Mark Duffy energetic contribution for the Blades at Bramall Lane can't be ignored if Shefield United are to reach the play-offs

MARK DUFFY must have wondered what he had done wrong after being pushed aside to make way for Sheffield United’s January signings.

The ever-present at the heart of everything positive about the Blades for the last 18 months suddenly found himself sitting on the bench as latest additions Lee Evans, Ryan Leonard and to a lesser extent Ricky Holmes hogged the midfield limelight. But Duffy wasted no time on his return against Leeds United at Bramall Lane to demonstrate what the Blades had been missing.

It’s to the credit of United’s squad that there will be no shortage of candidates when the time comes to deliberate on who receives Sheffield United’s Player of the Season award. But if the campaign were to end today Duffy, at just 5ft 9ins, stands tall. 

The 32-year-old  quickly established himself as a key player last season as the Blades stormed to the League One title. He stepped up to the plate again, taking the Championship in his stride to demonstrate what a quality player he really is.


Duffy’s boundless energy, willingness to take players on and final delivery is a priceless asset, especially in the modern game. This from a man who represents the ultimate in value for money given he arrived free of charge after being released by Birmingham City.

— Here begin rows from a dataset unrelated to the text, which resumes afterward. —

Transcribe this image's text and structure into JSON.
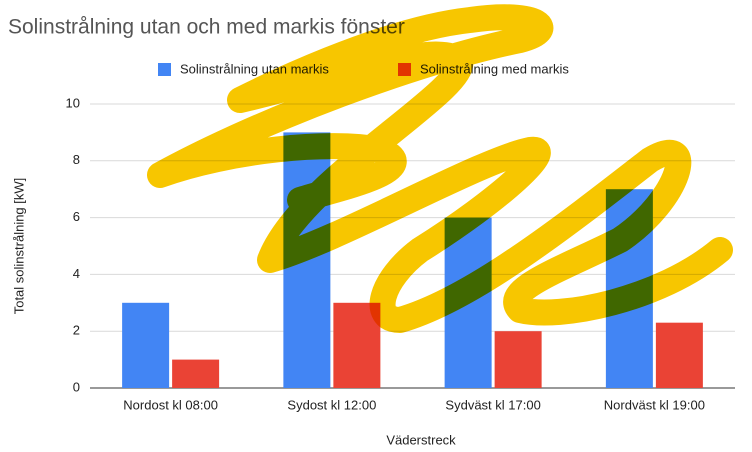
{
  "chart_data": {
    "type": "bar",
    "title": "Solinstrålning utan och med markis fönster",
    "x_label": "Väderstreck",
    "y_label": "Total solinstrålning [kW]",
    "categories": [
      "Nordost kl 08:00",
      "Sydost kl 12:00",
      "Sydväst kl 17:00",
      "Nordväst kl 19:00"
    ],
    "series": [
      {
        "name": "Solinstrålning utan markis",
        "color": "#4285f4",
        "values": [
          3,
          9,
          6,
          7
        ]
      },
      {
        "name": "Solinstrålning med markis",
        "color": "#ea4335",
        "values": [
          1,
          3,
          2,
          2.3
        ]
      }
    ],
    "ylim": [
      0,
      10
    ],
    "yticks": [
      0,
      2,
      4,
      6,
      8,
      10
    ],
    "grid": true,
    "legend": "top"
  }
}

The industrious midfield man ensured his name will never be forgotten on either side of the Sheffield divide, cementing his place in folklore on a magnificent September’s day last Autumn, literally taking the spring out of the step of Sheffield Wednesday’s bouncing fans in a not to be forgotten moment.

Hillsborough was celebrating wildly after Lucas Joao completed Wednesday’s second-half fightback to level after having trailed by two goals. But from the restart Duffy single-handedly reduced three sides of the ground to silence with a deftly executed strike to set the Blades on their way to a famous 4-2 victory in the noisy neighbour’s own backyard.

Recently offered a contract extension and tying himself to Bramall Lane until 2020, Duffy has been a major contributor to Chris Wilder’s extraordinary journey as Blades boss.

He and Chris Hussey were the manager’s first first signings. Hussey, described by Wilder at the time as the “best left-back in the division” quickly fell by the wayside, making just five league starts and in the summer, unwanted by anyone else, was sent on loan to Swindon Town. Even Wilder gets it wrong sometimes.

Duffy, however, more than lived up to expectation and to date has made 71 appearance. A free transfer from Birmingham City, if his industry was repeated at workplaces across the country it would go a long way to solving Britain’s chronic productivity problem.

“I remember playing United when I was [on loan from Birmingham] at Burton Albion and they were a shadow of what the teams here were in the past,” he recalled. 

“Hopefully we’ve helped give the club back to the fans, back to the city. All they want is to see someone giving 100 per cent and, if we do that, then our ability can shine through.”


Like skipper Billy Sharp, Duffy has endured an uncomfortable time on the bench watching new signings bed in. After back-to-back defeats both were recalled for the Yorkshire derby against Leeds and both played a major part in securing a league double over the men from Elland Road.

Duffy’s cross from the right wasn’t dealt with and presented Sharp with the opportunity to fire the Blades ahead after only 70 seconds. The  trademark energy of the Scouser and Liverpool fan visibly lifted United. Sharp, of course, cooly converted the penalty which lifted United to within three points of the play-offs in a much-needed 2-1 win.

The arrival of Lee Evans from Wolves manfully fills the gap in central midfield created by a long-term injury to Paul Coutts who would surely be another strong contender for Player of the Season had he not suffered a broken leg back in November which ended his campaign.

On early evidence it is hard to see what Leonard or Holmes can bring to the table to trouble trouble Duffy, widely acknowledged as United’s talisman. But for loss of form, a rarity in his case, and FA Cup matters aside, it would also be difficult to understand should Duffy find himself back on the bench when the Championship resumes next Tuesday against QPR at the Lane.

 “I’ve got to say, Duff and the skipper have been brilliant,” said Wilder. “Absolutely first class with their attitudes. They won’t have found it easy but they’ve knuckled down and got on with their jobs. They’ve made sure I’ve had tough decisions to make.”

After Saturday’s performances from Duffy and Sharp, Wilder’s decision making became that little bit easier.